Cohn is smart to let the stories of Greg, Melissa, and Shynika play out without much interference or over-production on the part of the filmmakers. There is the occasional credit to indicate a passage of time, but little else—no narration and only a few interviews to camera with people besides the leading trio (although I wouldn’t minded more with the teachers who try so hard to help people but can’t do anything for those unwilling to commit). At its best, “Night School” has elements that are downright suspenseful as the test-wary Melissa waits for her results or Greg fights to get a warrant cleared so his record will be expunged.

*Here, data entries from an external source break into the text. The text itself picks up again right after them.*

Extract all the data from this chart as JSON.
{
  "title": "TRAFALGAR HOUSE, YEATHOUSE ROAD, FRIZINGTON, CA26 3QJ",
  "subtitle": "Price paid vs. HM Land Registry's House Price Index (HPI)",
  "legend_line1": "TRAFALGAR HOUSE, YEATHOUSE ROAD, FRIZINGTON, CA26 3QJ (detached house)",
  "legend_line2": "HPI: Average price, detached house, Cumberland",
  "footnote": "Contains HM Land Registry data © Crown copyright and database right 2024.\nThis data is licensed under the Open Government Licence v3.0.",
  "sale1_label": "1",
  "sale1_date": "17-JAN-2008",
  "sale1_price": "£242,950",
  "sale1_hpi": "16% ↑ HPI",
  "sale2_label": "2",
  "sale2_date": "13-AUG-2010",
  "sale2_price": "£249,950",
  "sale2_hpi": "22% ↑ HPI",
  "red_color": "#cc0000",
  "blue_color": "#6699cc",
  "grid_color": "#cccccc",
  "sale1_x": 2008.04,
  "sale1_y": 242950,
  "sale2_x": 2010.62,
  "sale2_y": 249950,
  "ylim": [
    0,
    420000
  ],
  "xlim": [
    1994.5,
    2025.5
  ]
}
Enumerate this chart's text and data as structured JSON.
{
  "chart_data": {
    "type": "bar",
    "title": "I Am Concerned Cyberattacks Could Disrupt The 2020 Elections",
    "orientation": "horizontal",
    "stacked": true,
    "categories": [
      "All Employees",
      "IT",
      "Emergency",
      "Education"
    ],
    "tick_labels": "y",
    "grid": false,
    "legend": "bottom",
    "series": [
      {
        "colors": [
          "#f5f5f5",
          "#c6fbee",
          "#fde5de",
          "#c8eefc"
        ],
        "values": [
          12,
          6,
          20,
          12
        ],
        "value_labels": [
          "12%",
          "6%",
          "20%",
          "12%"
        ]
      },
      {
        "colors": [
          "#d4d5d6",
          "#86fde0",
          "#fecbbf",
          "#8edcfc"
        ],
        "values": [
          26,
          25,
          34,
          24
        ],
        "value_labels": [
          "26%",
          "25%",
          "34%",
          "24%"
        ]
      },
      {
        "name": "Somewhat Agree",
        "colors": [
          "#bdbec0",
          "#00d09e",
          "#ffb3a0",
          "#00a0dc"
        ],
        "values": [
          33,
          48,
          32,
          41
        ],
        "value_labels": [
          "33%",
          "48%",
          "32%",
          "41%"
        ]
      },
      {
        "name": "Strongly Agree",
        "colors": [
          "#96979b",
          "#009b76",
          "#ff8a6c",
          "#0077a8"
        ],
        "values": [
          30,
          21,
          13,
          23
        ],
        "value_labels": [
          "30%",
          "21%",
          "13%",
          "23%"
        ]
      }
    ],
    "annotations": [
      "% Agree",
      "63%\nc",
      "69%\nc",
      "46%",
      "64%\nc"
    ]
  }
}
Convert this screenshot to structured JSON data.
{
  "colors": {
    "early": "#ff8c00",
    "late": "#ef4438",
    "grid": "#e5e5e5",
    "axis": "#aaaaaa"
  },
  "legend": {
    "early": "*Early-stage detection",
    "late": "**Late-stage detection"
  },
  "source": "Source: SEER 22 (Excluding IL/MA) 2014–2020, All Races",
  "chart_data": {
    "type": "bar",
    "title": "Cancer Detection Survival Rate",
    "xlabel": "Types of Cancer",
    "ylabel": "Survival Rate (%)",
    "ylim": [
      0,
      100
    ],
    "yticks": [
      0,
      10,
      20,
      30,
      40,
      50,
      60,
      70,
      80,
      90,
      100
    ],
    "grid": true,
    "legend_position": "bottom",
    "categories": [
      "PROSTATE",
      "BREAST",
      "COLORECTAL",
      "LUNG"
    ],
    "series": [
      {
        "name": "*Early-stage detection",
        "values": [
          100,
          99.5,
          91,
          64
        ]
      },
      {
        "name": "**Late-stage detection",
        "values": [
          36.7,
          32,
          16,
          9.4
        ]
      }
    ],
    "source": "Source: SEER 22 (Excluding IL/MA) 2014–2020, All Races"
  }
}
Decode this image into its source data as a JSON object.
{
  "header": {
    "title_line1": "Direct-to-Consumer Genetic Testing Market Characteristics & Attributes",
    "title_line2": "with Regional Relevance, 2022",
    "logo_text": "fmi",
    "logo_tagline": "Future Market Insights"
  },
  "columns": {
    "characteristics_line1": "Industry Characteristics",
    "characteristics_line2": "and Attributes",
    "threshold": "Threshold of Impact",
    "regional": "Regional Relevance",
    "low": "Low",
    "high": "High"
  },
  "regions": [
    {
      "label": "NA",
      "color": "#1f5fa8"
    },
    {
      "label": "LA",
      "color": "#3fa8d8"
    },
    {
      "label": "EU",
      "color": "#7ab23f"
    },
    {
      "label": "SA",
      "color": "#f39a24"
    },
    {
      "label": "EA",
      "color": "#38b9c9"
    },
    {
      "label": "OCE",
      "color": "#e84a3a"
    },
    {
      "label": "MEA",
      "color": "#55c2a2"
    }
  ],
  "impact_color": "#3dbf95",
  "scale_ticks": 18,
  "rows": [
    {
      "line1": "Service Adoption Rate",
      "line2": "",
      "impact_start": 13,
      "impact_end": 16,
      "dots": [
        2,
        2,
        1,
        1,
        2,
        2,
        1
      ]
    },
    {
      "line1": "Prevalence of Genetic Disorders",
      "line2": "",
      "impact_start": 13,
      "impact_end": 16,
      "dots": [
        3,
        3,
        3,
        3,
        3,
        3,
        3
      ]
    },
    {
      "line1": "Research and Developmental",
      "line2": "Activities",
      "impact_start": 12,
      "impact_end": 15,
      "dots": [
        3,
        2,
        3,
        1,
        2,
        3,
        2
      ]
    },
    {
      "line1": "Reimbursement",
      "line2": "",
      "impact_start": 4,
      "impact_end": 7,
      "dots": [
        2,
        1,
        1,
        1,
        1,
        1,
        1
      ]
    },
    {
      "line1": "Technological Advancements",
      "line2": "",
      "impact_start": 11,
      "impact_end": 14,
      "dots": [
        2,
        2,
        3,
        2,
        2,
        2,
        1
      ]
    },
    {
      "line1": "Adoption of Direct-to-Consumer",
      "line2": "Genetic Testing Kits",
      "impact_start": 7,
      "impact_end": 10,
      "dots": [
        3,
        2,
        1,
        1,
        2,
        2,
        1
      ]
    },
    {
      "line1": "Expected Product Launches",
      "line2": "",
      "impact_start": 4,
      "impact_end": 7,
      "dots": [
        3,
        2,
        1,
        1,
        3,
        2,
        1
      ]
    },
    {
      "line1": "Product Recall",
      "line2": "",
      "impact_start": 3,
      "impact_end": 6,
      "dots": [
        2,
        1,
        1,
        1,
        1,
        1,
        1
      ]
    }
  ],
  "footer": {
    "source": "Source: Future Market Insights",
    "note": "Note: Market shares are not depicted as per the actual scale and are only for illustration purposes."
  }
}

It’s a strength of the filmmaking that Cohn allows these stories to be fleshed out beyond the school experience. The film is about not just the pressure of school but the world around these people, whether it be a grueling job, a time-consuming kid, or even a tragedy. The fact that Greg makes it through anything given the year he had while Cohn was filming him is remarkable. You think trying to study is hard in high school—imagine doing it while worried about the health of a loved one. And Cohn wisely follows Shynika into the story of the Fight for $15, realizing that it is as essential to her arc as her education, and arguably gives her the confidence she needed to get her diploma.
There’s an art to listening to people that not all documentarians have. Many feel the need to impose their filmmaking prowess on true stories instead of realizing that it is the presentation of them and the cinematic listening to often unheard voices that will have the greatest impact. “Night School” avoids so many pitfalls of the standard social issue doc just by staying true to this idea. Just listen to Greg, Melissa, and Shynika, and you’ll learn something special.